= Natalie Bodanya =

American operatic soprano

Natalie Bodanya as Micaela in Georges Bizet's Carmen at the Met.

Natalie Bodanya (August 23, 1908 – March 4, 2007) was an American operatic soprano who had an active international career from the late 1920s through the 1940s. She notably sang at the Metropolitan Opera in New York City from 1937 through 1942 and was a performer with the New York City Opera during the company's 1943-1944 inaugural season.

==Early life and education==
Born Natalia Bodanskaya in Manhattan, Bodanya grew up in an apartment building on the borough's Upper East Side. One of her neighbors was an employee at the Union Settlement, a music school in Bodanya's neighborhood. Her neighbor provided her with the opportunity to receive her first music lessons at the school and eventually provided her with the opportunity to audition for famed coloratura soprano Marcella Sembrich. Impressed, Sembrich took on Bodanya as her student and through her support, Bodanya was able to enroll at the Curtis Institute of Music. After graduating she continued with further vocal studies under Sylvan Levin. She later studied privately in New York City with Sidney Dietch.
==Career==
While studying at Curtis, Bodanya made her professional opera debut on December 26, 1929, as Blonde in Wolfgang Amadeus Mozart's Die Entführung aus dem Serail with the Philadelphia Grand Opera Company at the Academy of Music under conductor Emil Młynarski. At the time of her debut, Natalie Bodanya billed herself as Natalie Bodanskaya. She shortened her name as of December 22, 1936, to lessen confusion with the mezzo-soprano Ina Bourskaya and the conductor Artur Bodanzky.

After several years of performing with second tier companies in the United States, Bodanya was invited by Edward Johnson to join the roster of principal artists at the Metropolitan Opera.
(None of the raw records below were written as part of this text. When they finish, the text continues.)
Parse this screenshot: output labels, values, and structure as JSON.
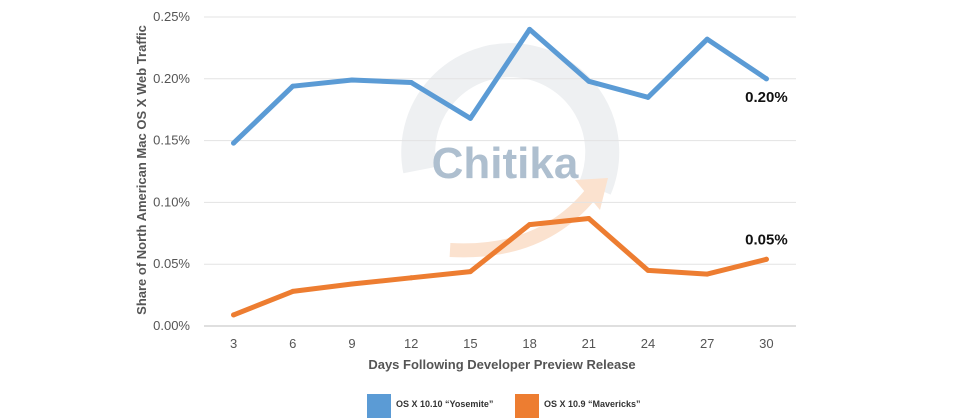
{
  "chart_data": {
    "type": "line",
    "x": [
      3,
      6,
      9,
      12,
      15,
      18,
      21,
      24,
      27,
      30
    ],
    "xlabel": "Days Following Developer Preview Release",
    "ylabel": "Share of North American Mac OS X Web Traffic",
    "ylim": [
      0,
      0.25
    ],
    "y_ticks": [
      "0.00%",
      "0.05%",
      "0.10%",
      "0.15%",
      "0.20%",
      "0.25%"
    ],
    "x_ticks": [
      "3",
      "6",
      "9",
      "12",
      "15",
      "18",
      "21",
      "24",
      "27",
      "30"
    ],
    "grid": true,
    "legend_position": "bottom",
    "series": [
      {
        "name": "OS X 10.10 “Yosemite”",
        "color": "#5b9bd5",
        "values": [
          0.148,
          0.194,
          0.199,
          0.197,
          0.168,
          0.24,
          0.198,
          0.185,
          0.232,
          0.2
        ],
        "end_label": "0.20%"
      },
      {
        "name": "OS X 10.9 “Mavericks”",
        "color": "#ed7d31",
        "values": [
          0.009,
          0.028,
          0.034,
          0.039,
          0.044,
          0.082,
          0.087,
          0.045,
          0.042,
          0.054
        ],
        "end_label": "0.05%"
      }
    ],
    "watermark": "Chitika"
  }
}
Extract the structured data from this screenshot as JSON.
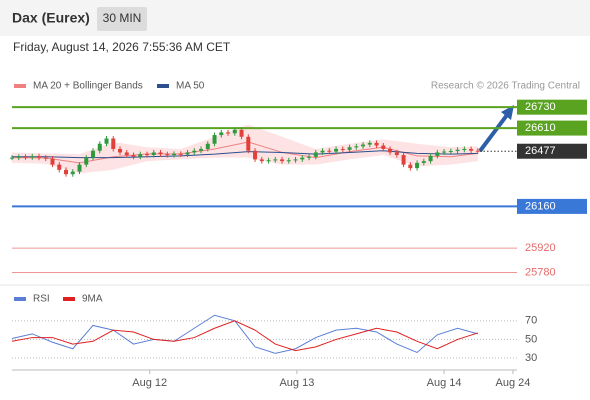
{
  "chart_data": {
    "type": "candlestick",
    "title": "Dax (Eurex)",
    "timeframe": "30 MIN",
    "timestamp": "Friday, August 14, 2026 7:55:36 AM CET",
    "source": "Research © 2026 Trading Central",
    "up_color": "#2e9a3e",
    "down_color": "#e0413a",
    "close": [
      26440,
      26445,
      26442,
      26448,
      26440,
      26435,
      26400,
      26370,
      26345,
      26360,
      26400,
      26440,
      26480,
      26520,
      26550,
      26490,
      26470,
      26455,
      26445,
      26460,
      26455,
      26470,
      26460,
      26455,
      26462,
      26458,
      26470,
      26480,
      26490,
      26520,
      26570,
      26585,
      26580,
      26600,
      26560,
      26480,
      26430,
      26420,
      26425,
      26430,
      26420,
      26425,
      26430,
      26440,
      26445,
      26470,
      26480,
      26475,
      26490,
      26485,
      26500,
      26505,
      26515,
      26525,
      26510,
      26490,
      26470,
      26455,
      26400,
      26380,
      26410,
      26420,
      26450,
      26470,
      26475,
      26478,
      26485,
      26490,
      26480,
      26477
    ],
    "xlim": [
      0,
      74.8
    ],
    "xticks": [
      {
        "value": 20.4,
        "label": "Aug 12"
      },
      {
        "value": 42.2,
        "label": "Aug 13"
      },
      {
        "value": 64,
        "label": "Aug 14"
      },
      {
        "value": 74.2,
        "label": "Aug 24"
      }
    ],
    "ylim": [
      25720,
      26800
    ],
    "series": [
      {
        "name": "MA 20 + Bollinger Bands",
        "color": "#f08080",
        "band_color": "#fde3e3",
        "x": [
          0,
          5,
          10,
          15,
          20,
          25,
          30,
          35,
          40,
          45,
          50,
          55,
          60,
          65,
          69
        ],
        "values": [
          26440,
          26438,
          26410,
          26445,
          26462,
          26462,
          26490,
          26530,
          26470,
          26440,
          26475,
          26500,
          26450,
          26445,
          26465
        ],
        "upper": [
          26470,
          26465,
          26460,
          26530,
          26500,
          26490,
          26560,
          26630,
          26560,
          26490,
          26520,
          26545,
          26520,
          26500,
          26505
        ],
        "lower": [
          26410,
          26405,
          26350,
          26370,
          26420,
          26430,
          26440,
          26440,
          26400,
          26400,
          26430,
          26455,
          26390,
          26400,
          26420
        ]
      },
      {
        "name": "MA 50",
        "color": "#2c4f8f",
        "x": [
          0,
          5,
          10,
          15,
          20,
          25,
          30,
          35,
          40,
          45,
          50,
          55,
          60,
          65,
          69
        ],
        "values": [
          26445,
          26445,
          26440,
          26440,
          26445,
          26450,
          26460,
          26475,
          26470,
          26460,
          26470,
          26480,
          26465,
          26460,
          26465
        ]
      }
    ],
    "levels": [
      {
        "value": 26730,
        "color": "#5aa321",
        "style": "box"
      },
      {
        "value": 26610,
        "color": "#5aa321",
        "style": "box"
      },
      {
        "value": 26477,
        "color": "#333333",
        "style": "dotted"
      },
      {
        "value": 26160,
        "color": "#3a78d8",
        "style": "box"
      },
      {
        "value": 25920,
        "color": "#e46a6a",
        "style": "text"
      },
      {
        "value": 25780,
        "color": "#e46a6a",
        "style": "text"
      }
    ],
    "indicator": {
      "ylim": [
        15,
        87
      ],
      "yticks": [
        30,
        50,
        70
      ],
      "series": [
        {
          "name": "RSI",
          "color": "#5b7fd6",
          "x": [
            0,
            3,
            6,
            9,
            12,
            15,
            18,
            21,
            24,
            27,
            30,
            33,
            36,
            39,
            42,
            45,
            48,
            51,
            54,
            57,
            60,
            63,
            66,
            69
          ],
          "values": [
            51,
            56,
            47,
            40,
            65,
            60,
            45,
            50,
            48,
            62,
            76,
            70,
            42,
            35,
            40,
            52,
            60,
            62,
            58,
            45,
            36,
            55,
            62,
            56
          ]
        },
        {
          "name": "9MA",
          "color": "#e02020",
          "x": [
            0,
            3,
            6,
            9,
            12,
            15,
            18,
            21,
            24,
            27,
            30,
            33,
            36,
            39,
            42,
            45,
            48,
            51,
            54,
            57,
            60,
            63,
            66,
            69
          ],
          "values": [
            48,
            52,
            52,
            45,
            48,
            60,
            58,
            50,
            48,
            52,
            62,
            70,
            60,
            45,
            38,
            42,
            50,
            56,
            62,
            58,
            48,
            40,
            50,
            57
          ]
        }
      ]
    }
  }
}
She made her debut with the company as Micaela in Georges Bizet's Carmen on May 11, 1936, with Bruna Castagna in the title role, Armand Tokatyan as Don José, Carlo Morelli as Escamillo, and Gennaro Papi conducting. Her portrayal of Micaela later appeared on the January 7, 1937 Metropolitan Opera radio broadcast on January 7, 1937, in which her performance shines through as one of the great creations of that role.

Bodanya remained on the Met roster for the next seven consecutive seasons, taking only a brief hiatus from performance for a few months after her 1938 marriage to William Gorman, a philosophy professor who collaborated with Mortimer Adler. She notably sang Elisetta in the Met's first staging of Domenico Cimarosa's Il matrimonio segreto on February 25, 1937, with Muriel Dickson as Carolina, Irra Petina as Fidalma, George Rasely as Paolino, Louis D'Angelo as Geronimo, and Ettore Panizza conducting. Among the other roles she portrayed on the Met stage were an American Girl in Walter Damrosch's The Man Without a Country, Ellen in Lakmé, an Errand Girl in Louise, the Forest Bird in Siegfried, the First Esquire in Parsifal, an orphan in Der Rosenkavalier, Musetta in La Bohème, Papagena in The Magic Flute, Poussette in Manon, and Yniold in Pelléas et Mélisande. Her last and 157th performance at the Met was as Esmeralda in Bedřich Smetana's The Bartered Bride on January 16, 1942, with Jarmila Novotná as Marenka, Tokatyan as Jeník, Karl Laufkötter as Vasek, Norman Cordon as Kecal, Thelma Votipka as Ludmila, and Paul Breisach conducting.

Bodanya took some time off from performing to have her son Paul. After a two-year absence from the stage, she joined the fledgling New York City Opera company in 1944. Her first appearance with the company was as Musetta in the NYCO's first staging of La Bohème. She also sang the role of Nedda in Pagliacci with the NYCO in 1944.

In addition to her appearances in the United States, Bodanya was also active as a guest artist in operas and concerts in Europe. She notably canceled her contracts with the Vienna State Opera and La Scala in 1938 to protest the anti-Semitic measures being taken by the governments of Italy and Austria. She also appeared in nightclubs, performed on the radio, and recorded a few songs with Mario Lanza.

In the 1950s Bodanya embarked on a second career as a singing teacher in California. She died in Santa Barbara, California, aged 98.